Each of the next $T$ lines contains a single integer $N$. ($1 \le N < 2^{63}$)

### Output

For each number $N$, output a single line containing $S(N)$.

### Example

#### Input

6
1
2
3
10
100
1000000000000000000


#### Output

0
1
2
32
3249
322467033424113218863487627735401433


### Information

There are 6 Input files.

- Input #1: $1 \le N \le 10^5$, TL = 2s.

- Input #2: $1 \le T \le 60,\ 1 \le N \le 10^{15}$, TL = 10s.

- Input #3: $1 \le T \le 25,\ 1 \le N \le 10^{16}$, TL = 10s.

- Input #4: $1 \le T \le 10,\ 1 \le N \le 10^{17}$, TL = 10s.

- Input #5: $1 \le T \le 5,\ 1 \le N \le 10^{18}$, TL = 10s.

- Input #6: $1 \le T \le 2,\ 1 \le N < 2^{63}$, TL = 10s.

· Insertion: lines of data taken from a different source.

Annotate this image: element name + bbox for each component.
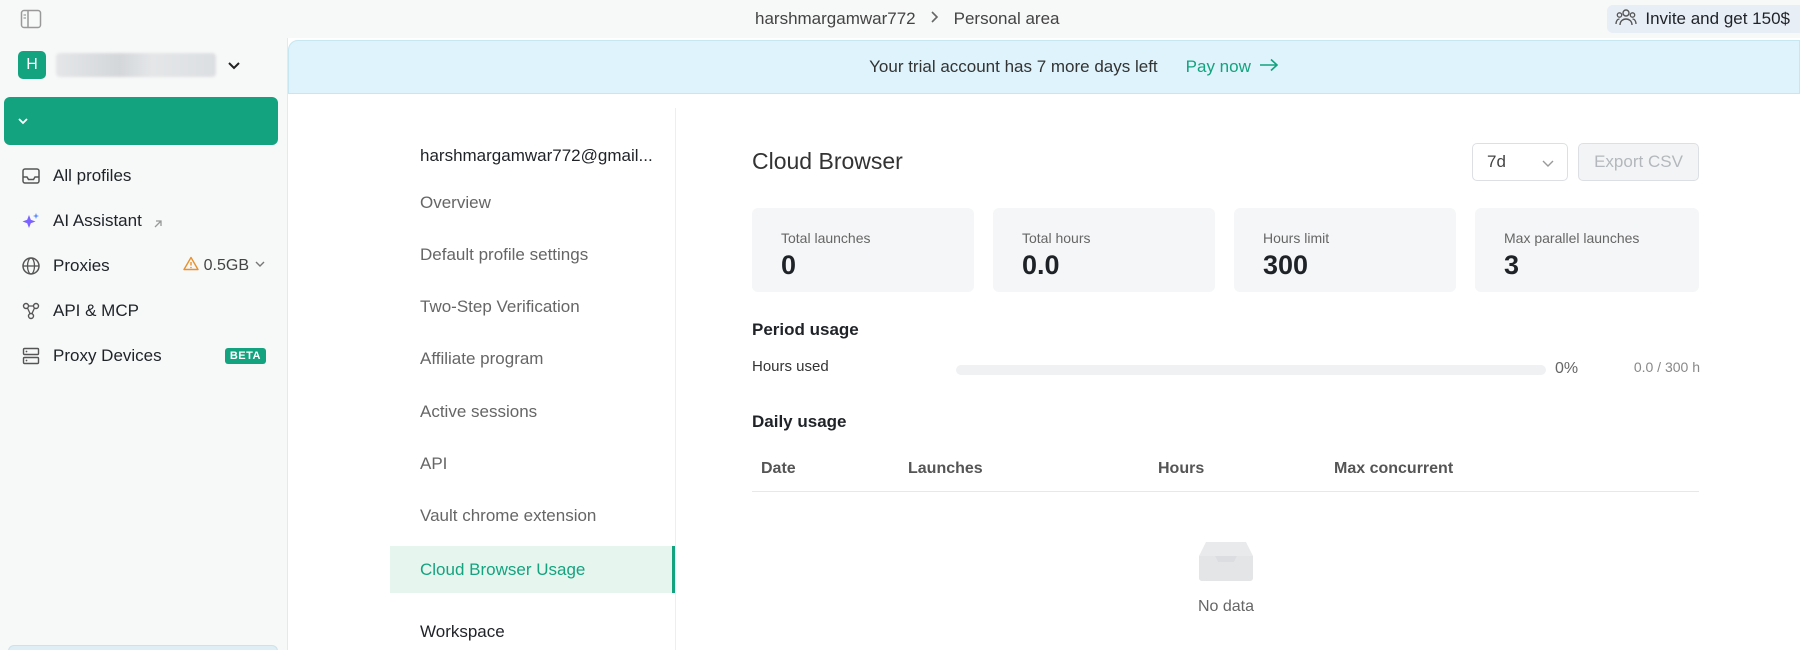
add-profile-button-group: Add profile xyxy=(4,97,1704,225)
hours-used-ratio: 0.0 / 300 h xyxy=(1633,359,1700,375)
daily-usage-table-header: Date Launches Hours Max concurrent xyxy=(752,446,1699,492)
invite-label: Invite and get 150$ xyxy=(1645,9,1790,28)
export-csv-button[interactable]: Export CSV xyxy=(1578,143,1699,181)
column-header-hours[interactable]: Hours xyxy=(1158,460,1204,478)
chevron-down-icon xyxy=(18,118,28,125)
proxy-traffic-value: 0.5GB xyxy=(203,256,249,274)
breadcrumb-user[interactable]: harshmargamwar772 xyxy=(755,9,916,29)
account-name-blurred xyxy=(56,53,216,77)
menu-item-two-step-verification[interactable]: Two-Step Verification xyxy=(420,297,580,317)
arrow-right-icon xyxy=(1259,57,1279,77)
hours-used-percent: 0% xyxy=(1555,360,1579,377)
warning-icon xyxy=(182,256,199,276)
empty-box-icon xyxy=(1198,540,1254,582)
chevron-down-icon xyxy=(1541,155,1555,169)
account-email: harshmargamwar772@gmail... xyxy=(420,146,653,165)
settings-menu: harshmargamwar772@gmail... Overview Defa… xyxy=(390,108,676,650)
period-select[interactable]: 7d xyxy=(1472,143,1568,181)
stat-value: 3 xyxy=(1504,250,1520,280)
menu-item-cloud-browser-usage[interactable]: Cloud Browser Usage xyxy=(390,546,675,593)
proxy-traffic[interactable]: 0.5GB xyxy=(182,256,266,276)
sidebar-item-api-mcp[interactable]: API & MCP xyxy=(0,288,288,333)
breadcrumb-current: Personal area xyxy=(953,9,1060,28)
menu-item-vault-chrome-extension[interactable]: Vault chrome extension xyxy=(420,506,596,526)
menu-item-active-sessions[interactable]: Active sessions xyxy=(420,402,537,422)
avatar: H xyxy=(18,51,46,79)
stat-label: Total launches xyxy=(781,230,871,246)
empty-state: No data xyxy=(1156,540,1296,616)
sidebar-item-proxies[interactable]: Proxies 0.5GB xyxy=(0,243,288,288)
chevron-right-icon xyxy=(930,10,940,28)
pay-now-link[interactable]: Pay now xyxy=(1186,57,1279,77)
sidebar-item-all-profiles[interactable]: All profiles xyxy=(0,153,288,198)
gift-icon xyxy=(1615,7,1638,32)
hours-used-progress-bar xyxy=(956,365,1546,375)
stat-value: 0 xyxy=(781,250,797,280)
chevron-down-icon xyxy=(254,257,266,275)
column-header-max-concurrent[interactable]: Max concurrent xyxy=(1334,460,1453,478)
page-title: Cloud Browser xyxy=(752,148,903,174)
sidebar-item-label: All profiles xyxy=(53,165,132,185)
devices-icon xyxy=(20,345,42,367)
daily-usage-heading: Daily usage xyxy=(752,412,847,431)
account-switcher[interactable]: H xyxy=(18,50,242,80)
chevron-down-icon xyxy=(226,57,242,73)
pay-now-label: Pay now xyxy=(1185,57,1251,76)
empty-state-text: No data xyxy=(1197,598,1255,615)
stat-card-hours-limit: Hours limit 300 xyxy=(1234,208,1456,292)
column-header-date[interactable]: Date xyxy=(761,460,796,478)
stat-label: Hours limit xyxy=(1263,230,1330,246)
trial-message: Your trial account has 7 more days left xyxy=(869,57,1158,76)
menu-item-label: Cloud Browser Usage xyxy=(420,560,586,579)
sidebar-item-label: API & MCP xyxy=(53,300,139,320)
sidebar-bottom-card xyxy=(8,645,278,650)
inbox-icon xyxy=(20,165,42,187)
stat-card-total-launches: Total launches 0 xyxy=(752,208,974,292)
badge-wrapper: BETA xyxy=(224,347,266,364)
add-profile-dropdown[interactable] xyxy=(4,97,42,145)
sidebar: H Add profile All profiles AI Assistant xyxy=(0,38,1704,650)
sidebar-nav: All profiles AI Assistant Proxies 0.5GB xyxy=(0,153,288,378)
period-usage-heading: Period usage xyxy=(752,320,859,339)
invite-button[interactable]: Invite and get 150$ xyxy=(1607,5,1800,33)
globe-icon xyxy=(20,255,42,277)
api-icon xyxy=(20,300,42,322)
stat-value: 300 xyxy=(1263,250,1309,280)
sidebar-item-label: AI Assistant xyxy=(53,210,142,230)
breadcrumb: harshmargamwar772 Personal area xyxy=(755,0,1059,38)
sidebar-item-label: Proxy Devices xyxy=(53,345,162,365)
external-link-icon xyxy=(152,215,164,227)
sparkle-icon xyxy=(20,210,42,232)
stat-label: Max parallel launches xyxy=(1504,230,1640,246)
sidebar-item-proxy-devices[interactable]: Proxy Devices BETA xyxy=(0,333,288,378)
hours-used-label: Hours used xyxy=(752,358,829,375)
stat-value: 0.0 xyxy=(1022,250,1060,280)
menu-item-api[interactable]: API xyxy=(420,454,447,474)
stat-card-total-hours: Total hours 0.0 xyxy=(993,208,1215,292)
menu-item-overview[interactable]: Overview xyxy=(420,193,491,213)
top-bar: harshmargamwar772 Personal area Invite a… xyxy=(0,0,1800,38)
menu-item-affiliate-program[interactable]: Affiliate program xyxy=(420,349,543,369)
workspace-section-heading: Workspace xyxy=(420,622,505,641)
sidebar-item-label: Proxies xyxy=(53,255,110,275)
column-header-launches[interactable]: Launches xyxy=(908,460,983,478)
stat-card-max-parallel-launches: Max parallel launches 3 xyxy=(1475,208,1699,292)
trial-banner: Your trial account has 7 more days left … xyxy=(288,40,1800,94)
sidebar-toggle-icon[interactable] xyxy=(20,9,42,29)
sidebar-item-ai-assistant[interactable]: AI Assistant xyxy=(0,198,288,243)
period-select-value: 7d xyxy=(1487,152,1506,171)
stat-label: Total hours xyxy=(1022,230,1091,246)
beta-badge: BETA xyxy=(224,347,266,364)
menu-item-default-profile-settings[interactable]: Default profile settings xyxy=(420,245,588,265)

My C++ solution runs in about 0.85 seconds for each Input #2 - #6.

### Note

• Probably, $O(\sqrt{n})$ solutions will not pass.
• Intended solutions have a running time of about $O(n^{1/3} \log n)$.
• Time limits are somewhat strict.
• The answer can be $\ge 2^{64}$.
• DIVCNT1 is a little easier than this.

 Min_25: 2019-03-21 13:40:31 @liouzhou_101 Thank you for solving ! In fact, the function gcdext is not needed to compute the summation. (It can be computed in O(1) time with previous values.) Probably, the problem https://loj.ac/problem/6440 gives a hint. liouzhou_101: 2019-03-20 06:56:30 @Min_25 Thanks for such a wonderful problem! Learned a lot! I tried my every effort to speed up my code, but it seems still very far away from you. Could you please give some hints on speed, say, to deal carefully with constants or any new aspects/observations? @dacin21 I would say that time limits are "really" strict. I've got two TLEs due to my stupid (suboptimal) implementation with the same time complexity as my AC code, which destroys my plan to optimize after AC with suboptimal solution. dacin21: 2017-12-12 10:02:16 @Min_25 Thanks for posting such a beautiful problem, it was a pleasure to solve it. I wouldn't say that 'Time limits are somewhat strict.'. My code with suboptimal computation of sum3 was well within the time limit and I didn't optimize the constants. So thanks for setting the limit a little high, it gives gives the option to solve the problem with a suboptimal implementation and then come back to figure out the optimisations. Min_25: 2017-12-12 08:32:39 @dacin21 Thanks for solving the problem ! An improvement is that add3 (line 160) can be computed in O(1) time by merging the results (floor sums) of its parent nodes. So, floor_sum_2 and floor_sum_1 are not needed.